Best Practices: Determining Whether a Crash Originates from the SDK or the App
When the crash is likely to originate in the Blue Triangle SDK
A crash can potentially be attributed to the BlueTriangle SDK if the initial frames of the crash’s stack trace include the name BlueTriangle or reference any BlueTriangle classes—such as BTTimer, ANRWatchdog, BTTTimerManager, or BTTScreenTracker.
Example:
Crashed: com.apple.root.utility-qos
0 libobjc.A.dylib objc_retain_x0 + 16
1 libobjc.A.dylib objc_retain + 16
2 YourApp ANRWatchDog.makeTimerRequest(...) (BlueTriangle.swift:172) <-- ROOT CAUSE
3 YourApp closure #1 in ANRWatchDog.uploadReports(...)
4 YourApp thunk for @escaping @callee_guaranteed () -> ()
5 libdispatch.dylib _dispatch_c
To determine whether a crash originated from our SDK, locate the thread labeled “Crashed” in the stack trace. Review the first several frames beneath it. If any of them reference BlueTriangle or its classes, then the crash originated from the BlueTriangle SDK.

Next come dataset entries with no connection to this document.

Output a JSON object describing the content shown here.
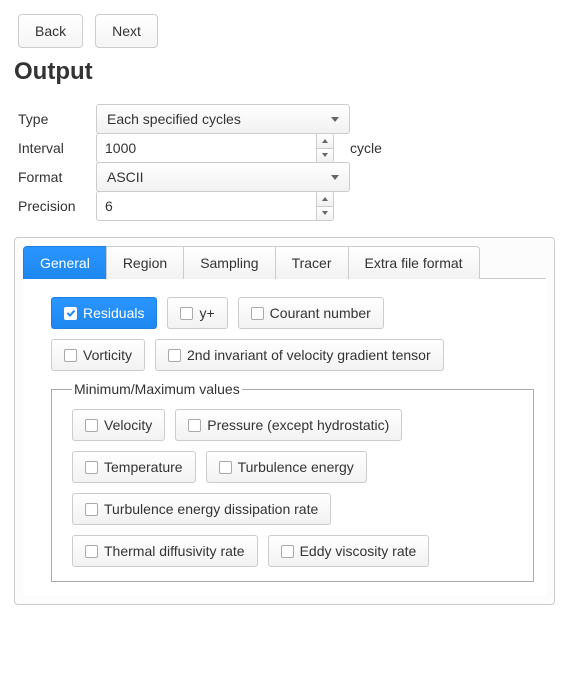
{
  "nav": {
    "back": "Back",
    "next": "Next"
  },
  "heading": "Output",
  "fields": {
    "type": {
      "label": "Type",
      "value": "Each specified cycles"
    },
    "interval": {
      "label": "Interval",
      "value": "1000",
      "unit": "cycle"
    },
    "format": {
      "label": "Format",
      "value": "ASCII"
    },
    "precision": {
      "label": "Precision",
      "value": "6"
    }
  },
  "tabs": {
    "general": "General",
    "region": "Region",
    "sampling": "Sampling",
    "tracer": "Tracer",
    "extra": "Extra file format"
  },
  "general_panel": {
    "residuals": "Residuals",
    "yplus": "y+",
    "courant": "Courant number",
    "vorticity": "Vorticity",
    "second_inv": "2nd invariant of velocity gradient tensor",
    "minmax_legend": "Minimum/Maximum values",
    "velocity": "Velocity",
    "pressure": "Pressure (except hydrostatic)",
    "temperature": "Temperature",
    "turb_energy": "Turbulence energy",
    "turb_diss": "Turbulence energy dissipation rate",
    "thermal_diff": "Thermal diffusivity rate",
    "eddy_visc": "Eddy viscosity rate"
  }
}
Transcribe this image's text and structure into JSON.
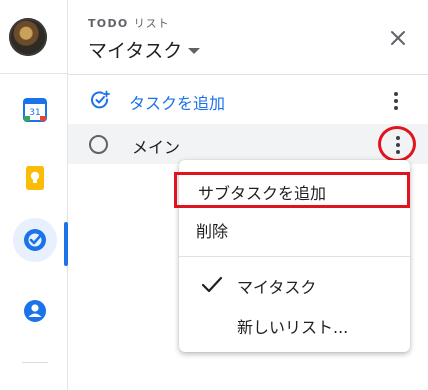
{
  "header": {
    "section_label_en": "TODO",
    "section_label_jp": "リスト",
    "list_title": "マイタスク"
  },
  "add_task": {
    "label": "タスクを追加"
  },
  "tasks": [
    {
      "title": "メイン"
    }
  ],
  "context_menu": {
    "add_subtask": "サブタスクを追加",
    "delete": "削除",
    "lists": [
      {
        "label": "マイタスク",
        "checked": true
      },
      {
        "label": "新しいリスト..."
      }
    ]
  },
  "icons": {
    "calendar": "calendar-icon",
    "keep": "keep-icon",
    "tasks": "tasks-icon",
    "contacts": "contacts-icon",
    "close": "close-icon",
    "add_task": "add-task-icon",
    "more": "more-vert-icon",
    "check": "checkmark-icon"
  },
  "colors": {
    "accent": "#1a73e8",
    "annotation_red": "#e0141e",
    "keep_yellow": "#fbbc04"
  }
}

When the crash is unlikely to originate in Blue Triangle SDK
A crash is not caused by the BlueTriangle SDK when the top frames of the “Crashed” thread point to your app’s code or another third-party library, and BlueTriangle only appears deeper in the stack trace. In these cases, BlueTriangle is simply part of the call flow—not the source of the crash.
Example:
-[__NSArray0 objectAtIndex:]: index 99 beyond bounds for empty array
0 CoreFoundation ... + 1155276
1 libobjc.A.dylib objc_exception_throw + 88
2 CoreFoundation ... + 1167232
3 Example-UIKit.debug.dylib RootViewController.causeNSException(...) + 80
4 Example-UIKit.debug.dylib RootViewController.checkoutButton(...) + 160
...
15 Example-UIKit.debug.dylib UIApplication.BlueTriangle.swizzled_sendEvent + 2676
16 Example-UIKit.debug.dylib UIApplication.BlueTriangle.swizzled_sendEvent + 76
...
In this scenario, the crash originates from your application logic (objectAtIndex: on an empty array). Although BlueTriangle appears later in the stack, it does not indicate an SDK-caused crash.
Summary
When investigating an app crash:
Start by reviewing the crash in the Error Explorer within the portal. There, you can see details such as the device, OS version, application version, and SDK version. If you have session replay enabled, you can also view the user’s actions leading up to the crash. Together, these details can help narrow down the root cause.
Share the crash information—including app details, the stack trace, and any other relevant context—with Blue Triangle’s customer support team for further assistance.